Re: [REQUEST DISCUSS]: speed up SCSI error handle for host with massive devices
From: Wenchao Hao
Date: Thu Oct 12 2023 - 12:10:16 EST
On Thu, Oct 12, 2023 at 10:51 PM Hannes Reinecke <hare@xxxxxxx> wrote:
>
> On 4/6/22 11:40, Wenchao Hao wrote:
> > On 2022/4/4 13:28, Hannes Reinecke wrote:
> >> On 4/3/22 19:17, Mike Christie wrote:
> >>> On 4/3/22 12:14 PM, Mike Christie wrote:
> >>>> We could share code with scsi_ioctl_reset as well. Drivers that support
> >>>> TMFs via that ioctl already expect queuecommand to be possibly in the
> >>>> middle of a run and IO not yet timed out. For example, the code to
> >>>> block a queue and reset the device could be used for the new EH and
> >>>> SG_SCSI_RESET_DEVICE handling.
> >>>>
> >>>
> >>> Hannes or others,
> >>>
> >>> How do parallel SCSI drivers support scsi_ioctl_reset? Is is not fully
> >>> supported and more only used for controlled testing?
> >>
> >> That's actually a problem in scsi_ioctl_reset(); it really should wait
> >> for all I/O to quiesce. Currently it just sets the 'tmf' flag and calls
> >> into the various reset functions.
> >>
> >> But really, I'd rather get my EH rework in before we're start discussing
> >> modifying EH behaviour.
> >> Let me repost it ...
> >>
> >
> > Would you take fast EH(such as single LUN reset) into consideration, maybe
> > a second but lightweight EH? It means a lot.
> >
> > Or give a way drivers can branch out the general timeout and EH handle logic?
>
> (Re-reading the thread:)
>
> If it's just about device reset I guess we can implement an asynchronous
> version. Based on my EH rework we could / should do:
>
> Have a 'eh_cmd_q' list per 'struct scsi_device' and 'struct
> scsi_target'. So Instead of always moving a failed command to the
> 'eh_cmq_q' list of the host, move it onto the list of the next higher
> level (eg a failed abort would move it to the eh_cmq_q of 'struct
> scsi_device', a failed device reset would move it to the eh_cmq_q of
> 'struct scsi_target' etc).
> That would actually make the code in SCSI EH easier to read as we
> could do away with constantly moving and splitting the per-host
> eh_cmq_q list.
>
> And then, as a second step, implement a new eh callback for
> asynchronous SCSI device aborts. That callback would need to
> stop I/O to the device first, send the TMF, and either
> restart the device upon successful completion or splice
> the list of failed commands onto the target and call
> the normal escalation with skipping eh_device_reset().
>
Yes, the RFC patch I sent before is based on this idea, and the details
of implementation may be different from what you described:
Here are how I did:
Three key operations are abstracted for scsi_device and scsi_target:
- mark device/target recovery: called in command dispatch path to stop I/O
- adding error command: called after abort failed to add error command
to error list
- waking up error handling : called in scsi_device_unbusy() to wake up
error handling work
Add struct scsi_device_eh and scsi_target_eh that encapsulate 3
callbacks for the above three key operations above, and invokes these 3
callbacks in the process mentioned above.
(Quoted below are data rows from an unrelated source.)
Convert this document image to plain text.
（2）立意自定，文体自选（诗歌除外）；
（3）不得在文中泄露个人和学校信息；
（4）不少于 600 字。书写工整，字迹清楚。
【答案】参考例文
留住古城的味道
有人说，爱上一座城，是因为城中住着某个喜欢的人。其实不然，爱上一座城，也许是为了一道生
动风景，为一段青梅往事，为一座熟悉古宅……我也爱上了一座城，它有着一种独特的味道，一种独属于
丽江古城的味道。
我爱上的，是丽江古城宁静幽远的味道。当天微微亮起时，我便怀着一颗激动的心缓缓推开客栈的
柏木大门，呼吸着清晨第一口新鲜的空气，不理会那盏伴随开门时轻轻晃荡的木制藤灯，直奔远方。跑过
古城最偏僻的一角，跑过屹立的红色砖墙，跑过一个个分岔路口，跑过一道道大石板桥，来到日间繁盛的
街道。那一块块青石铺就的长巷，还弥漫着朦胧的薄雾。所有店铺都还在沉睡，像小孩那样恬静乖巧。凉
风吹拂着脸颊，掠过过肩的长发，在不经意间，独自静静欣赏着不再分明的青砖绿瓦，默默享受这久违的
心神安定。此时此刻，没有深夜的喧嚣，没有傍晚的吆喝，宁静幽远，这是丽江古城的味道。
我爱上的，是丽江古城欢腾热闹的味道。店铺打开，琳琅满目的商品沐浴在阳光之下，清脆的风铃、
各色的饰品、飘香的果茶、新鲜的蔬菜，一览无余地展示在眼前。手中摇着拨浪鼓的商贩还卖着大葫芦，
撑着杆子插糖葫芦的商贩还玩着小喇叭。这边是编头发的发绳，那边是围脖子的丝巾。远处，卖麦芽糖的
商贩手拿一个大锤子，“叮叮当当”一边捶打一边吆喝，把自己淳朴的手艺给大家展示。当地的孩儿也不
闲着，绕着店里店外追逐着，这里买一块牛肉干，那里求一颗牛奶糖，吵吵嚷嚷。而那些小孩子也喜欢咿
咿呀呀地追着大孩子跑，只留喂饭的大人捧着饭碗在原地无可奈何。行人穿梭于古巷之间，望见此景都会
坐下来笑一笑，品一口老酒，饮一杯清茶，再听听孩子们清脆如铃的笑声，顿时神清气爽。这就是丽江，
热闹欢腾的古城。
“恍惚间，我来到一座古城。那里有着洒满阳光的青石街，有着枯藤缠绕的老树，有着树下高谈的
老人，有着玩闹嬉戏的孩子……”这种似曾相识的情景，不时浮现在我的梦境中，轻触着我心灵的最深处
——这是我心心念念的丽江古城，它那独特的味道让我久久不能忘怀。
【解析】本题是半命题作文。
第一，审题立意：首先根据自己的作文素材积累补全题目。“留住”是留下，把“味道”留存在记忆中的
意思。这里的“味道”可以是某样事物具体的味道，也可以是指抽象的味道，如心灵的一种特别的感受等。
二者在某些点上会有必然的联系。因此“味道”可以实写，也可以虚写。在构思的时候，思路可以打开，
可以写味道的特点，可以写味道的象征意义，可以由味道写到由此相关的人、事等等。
For details, please refer to the patch I posted before:
https://lore.kernel.org/linux-scsi/20230901094127.2010873-2-haowenchao2@xxxxxxxxxx/
The following two patches implement each of the three previously defined
callback functions, using kernel work to implement asynchrony handle.
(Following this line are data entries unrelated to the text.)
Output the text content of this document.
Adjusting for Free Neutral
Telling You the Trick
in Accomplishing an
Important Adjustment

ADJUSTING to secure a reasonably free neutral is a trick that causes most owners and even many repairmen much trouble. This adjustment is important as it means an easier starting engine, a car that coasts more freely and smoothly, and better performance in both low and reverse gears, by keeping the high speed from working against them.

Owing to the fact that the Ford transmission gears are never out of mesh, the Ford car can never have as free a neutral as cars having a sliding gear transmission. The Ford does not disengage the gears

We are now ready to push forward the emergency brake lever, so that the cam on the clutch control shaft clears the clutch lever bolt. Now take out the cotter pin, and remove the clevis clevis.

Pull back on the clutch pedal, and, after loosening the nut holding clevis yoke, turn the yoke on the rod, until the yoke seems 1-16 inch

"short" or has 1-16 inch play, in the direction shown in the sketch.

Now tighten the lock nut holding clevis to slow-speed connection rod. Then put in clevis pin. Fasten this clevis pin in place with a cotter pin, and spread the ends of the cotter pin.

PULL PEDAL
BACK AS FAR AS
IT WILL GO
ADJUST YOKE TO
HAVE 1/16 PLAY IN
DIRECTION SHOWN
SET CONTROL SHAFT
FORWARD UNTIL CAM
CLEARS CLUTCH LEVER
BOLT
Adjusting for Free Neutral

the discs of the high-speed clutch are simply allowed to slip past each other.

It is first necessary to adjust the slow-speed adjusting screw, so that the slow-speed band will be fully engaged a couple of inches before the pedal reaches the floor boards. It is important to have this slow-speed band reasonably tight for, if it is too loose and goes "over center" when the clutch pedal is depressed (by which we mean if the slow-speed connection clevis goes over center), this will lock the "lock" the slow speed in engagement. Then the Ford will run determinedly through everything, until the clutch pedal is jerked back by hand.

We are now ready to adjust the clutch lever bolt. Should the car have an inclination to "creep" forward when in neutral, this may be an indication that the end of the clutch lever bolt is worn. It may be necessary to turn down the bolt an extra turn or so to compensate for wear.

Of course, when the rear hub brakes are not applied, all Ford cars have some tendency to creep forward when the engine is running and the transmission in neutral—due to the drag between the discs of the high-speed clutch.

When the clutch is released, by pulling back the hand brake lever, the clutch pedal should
https://lore.kernel.org/linux-scsi/20230901094127.2010873-9-haowenchao2@xxxxxxxxxx/
https://lore.kernel.org/linux-scsi/20230901094127.2010873-12-haowenchao2@xxxxxxxxxx/
For example, define following struct for error handling of scsi_device:
struct scsi_lun_eh {
spinlock_t eh_lock;
unsigned int eh_num;
struct list_head eh_cmd_q;
struct scsi_device *sdev;
struct work_struct eh_handle_work;
unsigned int fallback:1; /* If fallback to further */
/* recovery on failure */
};
The processing logic after awakening is as follows:
sdev_eh_work()
{
try device reset
if device reset succeed(including TUR)
mark error command of this device handled
else if fallback flag is false
finish commands and mark this device offline
fallback to target/host recovery
}
A flag fallback is defined here to determine whether to continue the advanced
reset after the device reset failed, because some drivers actually only
define the callback of the device reset, it is meaningless to continue
advanced reset for such drivers.
Note: the version I posted has bugs in adding commands which would be fixed
in the next version.
Looking for your response, thanks.
> Hmm?
>
> Cheers,
>
> Hannes
>